The MBV is a fully accredited, one-year graduate degree that was created specifically for military veterans, active duty and reserve personnel. It is designed to leverage the management and leadership experience gained during military service, while equipping participants with formal business knowledge and critical thinking skills to help them transfer their skill sets to the business environment. Graduates leave with the ability to launch, manage and grow a new business.
“My hope is that no qualified veteran or active duty personnel would ever be prevented from joining the USC MBV program for lack of financial resources,” said Tavakoli, who is founder and CEO of Tavaco Properties, a commercial property investment firm. “Dedicated leaders with character strength and management abilities of veterans can significantly impact the betterment of the world, and the MBV provides the relevant skills—that business know-how—to empower them to launch new startups and lead large businesses while creating jobs in our country.”

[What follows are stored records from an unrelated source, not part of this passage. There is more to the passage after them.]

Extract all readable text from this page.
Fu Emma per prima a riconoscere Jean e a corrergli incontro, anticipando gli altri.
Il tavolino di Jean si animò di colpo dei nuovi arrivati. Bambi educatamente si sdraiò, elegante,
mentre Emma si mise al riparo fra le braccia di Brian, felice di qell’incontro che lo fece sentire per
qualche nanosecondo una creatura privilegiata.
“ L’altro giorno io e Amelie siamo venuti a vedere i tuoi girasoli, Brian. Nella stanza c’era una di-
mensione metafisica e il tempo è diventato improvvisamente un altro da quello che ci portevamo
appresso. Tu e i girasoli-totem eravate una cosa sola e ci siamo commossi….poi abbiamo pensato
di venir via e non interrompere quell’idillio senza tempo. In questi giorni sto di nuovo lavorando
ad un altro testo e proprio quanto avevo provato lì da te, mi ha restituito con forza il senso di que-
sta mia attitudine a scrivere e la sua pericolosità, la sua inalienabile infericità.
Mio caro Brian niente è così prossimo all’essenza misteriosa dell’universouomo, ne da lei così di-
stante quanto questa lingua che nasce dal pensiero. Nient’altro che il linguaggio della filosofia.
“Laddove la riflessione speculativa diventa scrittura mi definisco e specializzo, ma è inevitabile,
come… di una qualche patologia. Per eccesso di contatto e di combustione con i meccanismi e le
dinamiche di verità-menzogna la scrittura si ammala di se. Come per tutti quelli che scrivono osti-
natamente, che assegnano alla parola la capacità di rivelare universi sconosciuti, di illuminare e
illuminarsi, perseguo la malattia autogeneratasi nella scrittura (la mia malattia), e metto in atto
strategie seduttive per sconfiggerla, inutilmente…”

Tavakoli is a member of Marshall’s Board of Leaders. In addition to his MSBA from Marshall, Tavakoli holds an MBA from California State University Long Beach and a BSEE degree in computer science from the University of Pittsburgh. He is a board member of the Los Angeles World Affairs Council.
According to Bogle, many MBV graduates take an entrepreneurial path and start businesses that provide a tangible benefit to society. Ty Smith MBV ’16 is a perfect example of the kind of student the Tavakoli Scholarship will enable Marshall to support.
Smith was on active duty as a Navy SEAL when he went through the MBV program, so he didn’t qualify for any of the educational benefits that supplement the GI Bill and make private schools like USC accessible to vets. Funds from USC donors helped close the $12,000 gap.
While taking classes in the MBV program, Smith launched his own consulting and training business in the security industry, Vigilance Risk Solutions.
“I chose the MBV because it’s very entrepreneurship-centric,” Smith said. “The advanced business education opened up my mind a lot. Coursework in communications, statistics and analytics, entrepreneurship studies, business strategy, accounting and finance gave me a much more diverse and critical way of thinking in terms of entrepreneurship. The MBV gave me strategies that are tremendously helpful on a daily basis with what I’m doing right now.”
More importantly, said Smith, was how the program helped him transition after 20 years of military service. “The MBV program helped me transition my skill set from the military into something that the private sector would find valuable. That’s huge,” he said, “but the MBV also helped me handle the transition mentally. I don’t know what I would have done if I hadn’t had the mentorship and guidance of faculty like Professor [Emeritus of Clinical Management and Organization Robert] Turrill.”